As St. Patrick’s Day approaches I always like to share the true origins of the man whom this day honors. Today’s Perfect Picture Book choice does just that.
Some years ago when I was principal at our Christian school I was dismayed by the children’s lack of knowledge at the true man behind the holiday. Sadly, the group of kids I spoke with all thought it was just a day to ‘drink green beer and party.’ You can read more about that sometimes humorous discussion here.
So in the spirit of seeking the truth and sharing it here is my PPB choice this week. You may learn a wee bit more–then you can share it too.
Author: Dorothy Rhodes Freeman
Publisher: Enslow Elementary Publishers 2008
Audience Age: 6 & Up
Themes/Topics: Holidays, St. Patrick
Sentences from the book: “When Patrick was 16 his life changed. He was kidnapped. . . the ship sailed to Ireland. He prayed through snow, through frost, through rain.
Synopsis: The true life of St.

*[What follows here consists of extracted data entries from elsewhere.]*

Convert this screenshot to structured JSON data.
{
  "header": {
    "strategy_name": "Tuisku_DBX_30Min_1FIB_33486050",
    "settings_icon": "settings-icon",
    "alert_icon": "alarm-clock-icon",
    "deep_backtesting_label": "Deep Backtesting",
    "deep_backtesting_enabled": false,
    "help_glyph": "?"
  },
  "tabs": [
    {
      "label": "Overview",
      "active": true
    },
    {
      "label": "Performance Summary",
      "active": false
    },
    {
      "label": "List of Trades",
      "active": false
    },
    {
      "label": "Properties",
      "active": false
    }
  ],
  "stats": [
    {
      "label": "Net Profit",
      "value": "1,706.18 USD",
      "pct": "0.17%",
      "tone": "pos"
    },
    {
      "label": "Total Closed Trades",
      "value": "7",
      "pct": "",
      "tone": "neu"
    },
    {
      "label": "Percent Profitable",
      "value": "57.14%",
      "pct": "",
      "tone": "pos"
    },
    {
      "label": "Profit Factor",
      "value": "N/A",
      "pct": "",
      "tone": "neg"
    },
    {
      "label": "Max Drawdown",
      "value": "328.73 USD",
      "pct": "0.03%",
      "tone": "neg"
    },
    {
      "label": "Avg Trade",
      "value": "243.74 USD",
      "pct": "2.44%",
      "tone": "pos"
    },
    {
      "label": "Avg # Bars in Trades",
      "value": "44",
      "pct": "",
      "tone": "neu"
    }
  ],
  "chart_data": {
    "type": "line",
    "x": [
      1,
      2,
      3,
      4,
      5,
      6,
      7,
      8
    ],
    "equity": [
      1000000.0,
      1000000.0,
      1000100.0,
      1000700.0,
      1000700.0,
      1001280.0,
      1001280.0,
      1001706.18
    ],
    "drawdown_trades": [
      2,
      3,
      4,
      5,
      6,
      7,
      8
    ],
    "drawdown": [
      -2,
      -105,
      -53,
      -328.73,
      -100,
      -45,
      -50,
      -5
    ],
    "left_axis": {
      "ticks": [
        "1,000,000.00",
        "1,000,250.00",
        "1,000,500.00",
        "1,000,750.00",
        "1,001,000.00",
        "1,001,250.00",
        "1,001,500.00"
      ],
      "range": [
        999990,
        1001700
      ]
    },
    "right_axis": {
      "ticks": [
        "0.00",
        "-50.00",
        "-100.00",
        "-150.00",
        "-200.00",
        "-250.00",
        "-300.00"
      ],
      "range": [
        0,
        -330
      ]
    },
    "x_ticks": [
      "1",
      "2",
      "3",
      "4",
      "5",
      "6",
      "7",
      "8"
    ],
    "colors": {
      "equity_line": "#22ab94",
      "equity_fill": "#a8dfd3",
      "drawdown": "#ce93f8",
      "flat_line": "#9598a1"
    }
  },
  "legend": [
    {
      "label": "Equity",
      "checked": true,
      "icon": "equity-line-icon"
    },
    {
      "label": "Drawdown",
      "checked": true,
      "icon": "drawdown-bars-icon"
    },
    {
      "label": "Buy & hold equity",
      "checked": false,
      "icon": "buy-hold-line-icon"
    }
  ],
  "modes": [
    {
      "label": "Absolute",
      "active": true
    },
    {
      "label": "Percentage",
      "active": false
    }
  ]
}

Patrick is described accompanied by gorgeous photographs of Ireland, its landmarks and its people. Also included are chapters on some of Ireland’s traditions and legends, foods, dancing and even native dogs.

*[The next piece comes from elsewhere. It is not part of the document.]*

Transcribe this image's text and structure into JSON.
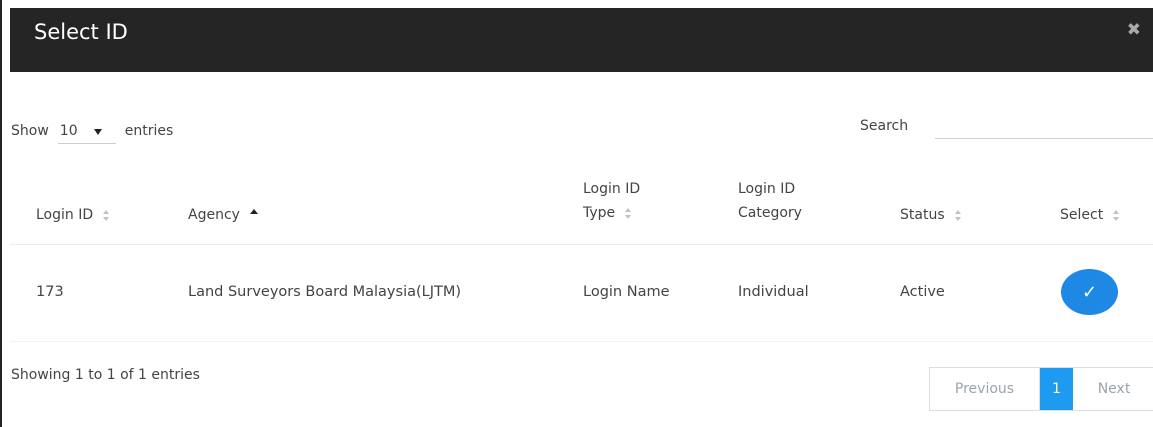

Why I like it: It tells the truth about who St. Patrick is and why the day is celebrated. We see a young man who could have been bitter about his capture and toward the people who took him. Instead, we find Patrick returning years later to teach the same people about the love of God. A photograph of Patrick’s actual writing is shown. In it Patrick says he did not hate the raiders who snatched him from his family, “I have mercy on the people who once took me captive.”

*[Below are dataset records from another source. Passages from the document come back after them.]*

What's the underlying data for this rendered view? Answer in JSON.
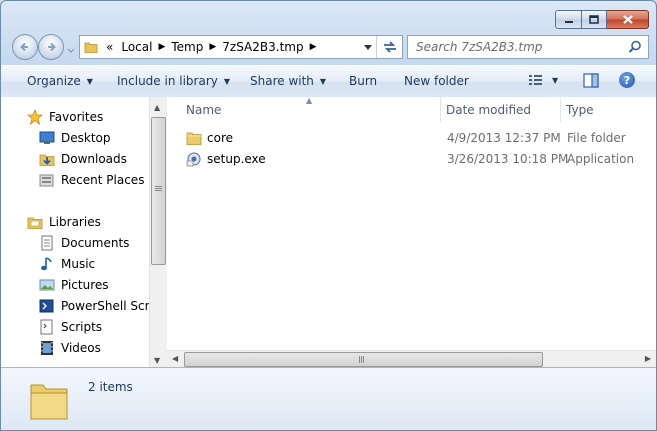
{
  "window": {
    "caption_buttons": {
      "minimize": "minimize-icon",
      "maximize": "maximize-icon",
      "close": "close-icon"
    }
  },
  "address_bar": {
    "overflow": "«",
    "crumbs": [
      "Local",
      "Temp",
      "7zSA2B3.tmp"
    ]
  },
  "search": {
    "placeholder": "Search 7zSA2B3.tmp"
  },
  "toolbar": {
    "organize": "Organize",
    "include_in_library": "Include in library",
    "share_with": "Share with",
    "burn": "Burn",
    "new_folder": "New folder",
    "help": "?"
  },
  "nav_pane": {
    "favorites": {
      "label": "Favorites",
      "items": [
        "Desktop",
        "Downloads",
        "Recent Places"
      ]
    },
    "libraries": {
      "label": "Libraries",
      "items": [
        "Documents",
        "Music",
        "Pictures",
        "PowerShell Scripts",
        "Scripts",
        "Videos"
      ]
    }
  },
  "file_list": {
    "columns": [
      "Name",
      "Date modified",
      "Type"
    ],
    "rows": [
      {
        "name": "core",
        "date": "4/9/2013 12:37 PM",
        "type": "File folder",
        "icon": "folder-icon"
      },
      {
        "name": "setup.exe",
        "date": "3/26/2013 10:18 PM",
        "type": "Application",
        "icon": "application-icon"
      }
    ]
  },
  "details_pane": {
    "count": "2 items"
  },
  "colors": {
    "accent": "#1e395b",
    "toolbar_bg": "#dce7f4",
    "close": "#c2432a"
  }
}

Patrick’s true life was about hardship, accepting God in his life, following God’s will and forgiving the people who hurt him. The book tells this story. The book explains how he returned to Ireland even though, ‘daily [he] expected murder, fraud or captivity,’ and started over 300 churches and converted thousands to Christianity. There were many miracles attributed to him. The Catholic church made him a saint and established his date of death as a ‘holy day’ [holiday]. The book explains the true nature of March 17th not being about partying, parades and leprechauns, but about the life of a godly man.
However, the book does include chapters on fun things like leprechauns, shamrocks, fun Irish traditions and a glossary of Irish words at the end.
The photographs are rich and varied, showing ancient castle ruins, Saul church, one of the first churches founded by St. Patrick, Irish dancers, and traditional foods.
Activities/Resources: Ask questions about how it must have felt to be taken away from family. Talk about how Patrick could have been angry, but chose to forgive the ones who took him. Discuss why Patrick wanted to go back to Ireland. Also, what would it be like to be a missionary in a different country where people did not want him.
There are numerous internet resources for St. Pat’s word searches & games, but my favorite link includes a list of discussion questions (for Younger and older children). They follow after the videos of Irish music. This link also gives info on not only St. Patrick, but the various symbols and heritage of Ireland.
The book itself has a list of resources and links at the end.
Availability: Major bookstores.
St. Patrick was a man who loved God and showed God’s love to others. It is a good thing to recognize the life of a devout, Christian man and not just associate the day with parties and parades. Each year since I’ve been enlightened, I try to share the real story so others will know.
Blessings on your day and enjoy the book!